The chorus tune is so simple (simplicity is fiendishly difficult to compose) that it bears repeating over and over with varying intensity allowing for a build to a grand climax.

It has a gorgeous use of a key change. I lack the musical vocabulary to describe the “science” of this but basically a key change is when, about two thirds of the way through, just before the “big finish” the notes of the tune shift up a gear usually with a swell of intensity in the accompaniment and the passion of the singer.

Used poorly it sounds cheap, cheesy and desperate on the composer’s part. Used well, as it is here, it sends shivers up the spine of the listener and quickens the heartbeat.

In this case it’s used to dramatic effect but I’ll include a video at the end of this piece in which the genius Richard Rodgers uses it to send spirits soaring.

Anyway back to the song in question.

I googled it and to my surprise discovered it was the opening song of ALW’s LOVE NEVER DIES, his sequel to PHANTOM OF THE OPERA.

Surprised because although I appreciate and admired the composer I don’t usually respond to his work in this visceral way. I’d also seen the show in the West End, gorged on the visuals, but grown bored of the long turgid sections where ALW was aspiring to grand opera. I don’t remember the tunes making much impression on me at all.

So I downloaded the Australian production via iTunes. There is was, that gorgeous opening number, sung by the equally gorgeous Ben Lewis, and I loved it loved it over again.

This weekend you can see the whole Aussie production for free (link below). But to get you started here’s the UK’s LOVE NEVER DIES Phantom, Ramin Karimloo singing that song. TILL I HEAR YOU SING.


(The videographer needed to calm the fk down so I’d recommend listening on head phones with your eyes closed so as not to be distracted)

Here’s the whole show (available free for this weekend only) as enjoyed “down under”. If you watch it this weekend don’t forget to donate to Covid causes via the link.
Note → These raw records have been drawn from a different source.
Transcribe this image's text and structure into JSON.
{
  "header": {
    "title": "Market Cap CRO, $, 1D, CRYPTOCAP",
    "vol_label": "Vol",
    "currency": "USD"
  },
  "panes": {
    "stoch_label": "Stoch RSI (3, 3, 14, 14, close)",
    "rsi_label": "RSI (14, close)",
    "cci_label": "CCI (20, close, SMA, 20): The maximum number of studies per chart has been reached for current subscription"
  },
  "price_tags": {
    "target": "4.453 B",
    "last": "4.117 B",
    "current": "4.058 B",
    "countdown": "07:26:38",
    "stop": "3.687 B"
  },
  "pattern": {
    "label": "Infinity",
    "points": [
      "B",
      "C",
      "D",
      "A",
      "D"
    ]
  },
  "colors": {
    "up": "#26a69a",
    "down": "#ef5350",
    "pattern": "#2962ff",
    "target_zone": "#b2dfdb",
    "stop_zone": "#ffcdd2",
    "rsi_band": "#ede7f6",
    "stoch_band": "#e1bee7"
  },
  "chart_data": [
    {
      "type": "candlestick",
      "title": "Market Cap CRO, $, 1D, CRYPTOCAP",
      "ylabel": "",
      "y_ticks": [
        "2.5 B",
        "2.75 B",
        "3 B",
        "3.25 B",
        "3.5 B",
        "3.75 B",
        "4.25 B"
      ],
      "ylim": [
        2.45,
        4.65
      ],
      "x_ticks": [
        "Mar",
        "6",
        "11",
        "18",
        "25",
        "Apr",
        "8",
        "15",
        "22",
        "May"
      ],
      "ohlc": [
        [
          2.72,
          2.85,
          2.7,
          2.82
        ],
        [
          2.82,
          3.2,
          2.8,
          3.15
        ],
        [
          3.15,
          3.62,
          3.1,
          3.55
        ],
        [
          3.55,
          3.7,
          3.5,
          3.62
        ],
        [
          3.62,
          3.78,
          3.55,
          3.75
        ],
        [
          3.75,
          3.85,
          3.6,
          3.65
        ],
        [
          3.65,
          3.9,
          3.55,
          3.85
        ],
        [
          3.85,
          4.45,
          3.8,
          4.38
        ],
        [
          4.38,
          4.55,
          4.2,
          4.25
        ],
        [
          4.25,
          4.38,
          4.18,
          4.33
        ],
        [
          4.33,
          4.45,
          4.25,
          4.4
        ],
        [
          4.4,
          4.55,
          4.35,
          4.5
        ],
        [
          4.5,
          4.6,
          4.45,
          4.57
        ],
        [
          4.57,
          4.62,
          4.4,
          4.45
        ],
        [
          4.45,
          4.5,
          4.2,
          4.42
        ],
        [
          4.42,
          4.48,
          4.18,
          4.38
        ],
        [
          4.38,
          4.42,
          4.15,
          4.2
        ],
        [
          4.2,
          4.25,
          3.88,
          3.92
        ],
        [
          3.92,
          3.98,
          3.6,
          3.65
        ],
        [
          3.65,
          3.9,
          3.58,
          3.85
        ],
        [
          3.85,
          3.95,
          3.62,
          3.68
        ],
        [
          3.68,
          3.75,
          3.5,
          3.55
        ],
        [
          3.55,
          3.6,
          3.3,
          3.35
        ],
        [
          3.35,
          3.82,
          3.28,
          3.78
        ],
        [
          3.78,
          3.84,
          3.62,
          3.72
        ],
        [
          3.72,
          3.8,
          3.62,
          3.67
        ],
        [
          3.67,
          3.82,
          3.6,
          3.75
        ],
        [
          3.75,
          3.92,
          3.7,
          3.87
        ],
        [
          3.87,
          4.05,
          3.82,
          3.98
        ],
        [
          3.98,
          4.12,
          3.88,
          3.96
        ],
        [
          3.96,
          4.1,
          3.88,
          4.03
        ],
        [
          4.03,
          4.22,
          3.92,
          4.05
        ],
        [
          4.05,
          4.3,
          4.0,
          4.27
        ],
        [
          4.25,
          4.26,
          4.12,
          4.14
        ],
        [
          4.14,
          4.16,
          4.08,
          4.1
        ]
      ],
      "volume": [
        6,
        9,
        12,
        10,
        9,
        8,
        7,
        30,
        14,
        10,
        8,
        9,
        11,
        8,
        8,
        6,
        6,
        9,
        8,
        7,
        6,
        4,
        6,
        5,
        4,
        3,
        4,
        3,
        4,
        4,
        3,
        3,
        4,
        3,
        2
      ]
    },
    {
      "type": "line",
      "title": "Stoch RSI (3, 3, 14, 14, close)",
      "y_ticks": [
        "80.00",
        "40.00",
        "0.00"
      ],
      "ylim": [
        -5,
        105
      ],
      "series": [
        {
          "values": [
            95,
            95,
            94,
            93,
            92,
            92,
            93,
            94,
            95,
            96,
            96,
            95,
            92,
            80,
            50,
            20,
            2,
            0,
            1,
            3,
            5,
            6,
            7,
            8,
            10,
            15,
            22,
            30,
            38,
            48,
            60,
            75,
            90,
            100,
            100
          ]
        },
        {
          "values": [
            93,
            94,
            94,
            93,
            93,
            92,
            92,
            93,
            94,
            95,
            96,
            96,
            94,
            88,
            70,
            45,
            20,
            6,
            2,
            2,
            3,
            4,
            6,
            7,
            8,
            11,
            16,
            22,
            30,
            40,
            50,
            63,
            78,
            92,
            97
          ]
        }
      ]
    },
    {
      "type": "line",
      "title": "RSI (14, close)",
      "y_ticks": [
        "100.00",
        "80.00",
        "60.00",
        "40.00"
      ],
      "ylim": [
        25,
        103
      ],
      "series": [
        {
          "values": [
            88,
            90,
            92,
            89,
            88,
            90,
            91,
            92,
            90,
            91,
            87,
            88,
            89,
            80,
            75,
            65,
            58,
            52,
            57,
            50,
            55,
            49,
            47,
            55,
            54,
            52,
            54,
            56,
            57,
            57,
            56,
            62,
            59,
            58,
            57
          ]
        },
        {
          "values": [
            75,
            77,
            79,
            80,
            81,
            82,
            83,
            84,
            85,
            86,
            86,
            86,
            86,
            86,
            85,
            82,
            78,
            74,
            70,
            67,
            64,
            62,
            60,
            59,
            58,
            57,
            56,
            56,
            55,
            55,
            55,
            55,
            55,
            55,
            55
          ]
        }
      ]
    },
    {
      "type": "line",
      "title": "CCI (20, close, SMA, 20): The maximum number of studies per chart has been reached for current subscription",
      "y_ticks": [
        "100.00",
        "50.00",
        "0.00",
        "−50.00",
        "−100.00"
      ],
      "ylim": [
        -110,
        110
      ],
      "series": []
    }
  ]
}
I'm determined to get to the end of it. I’ve never managed to so far. It’s like the stunning visuals suck the life out of it. To my mind it needs a stripped back, down and dirty production, swathed in shadows and darkness steeped in the feted atmosphere of dark water lapping deep beneath a rusted Coney island pier. I once applied to direct such a production but never got beyond the gatekeepers who shield our most successful composer from such as me.

There is to be a new production, however, lock-down allowing, scheduled to open at Curve, Leicester on Saturday 26 September 2020 where it will play until Saturday 10 October 2020. The show will then play Manchester Opera House from Wednesday 14 to Saturday 24 October 2020.

I wonder if they’ll fix it, allowing the piece to shed its scurrilous nickname “Paint Never Dries”.

The big problem will be overcoming the show’s blindingly obvious fault – there’s no internal tension surrounding the Phantom. In the original we’re kept on tenterhooks awaiting his appearance.

In the sequel lights go down and bang! there he is, and any interest we have as to how and why he’s rematerialized and in what form is immediately dealt with leaving two hours left to find out if Christine’s still in to him.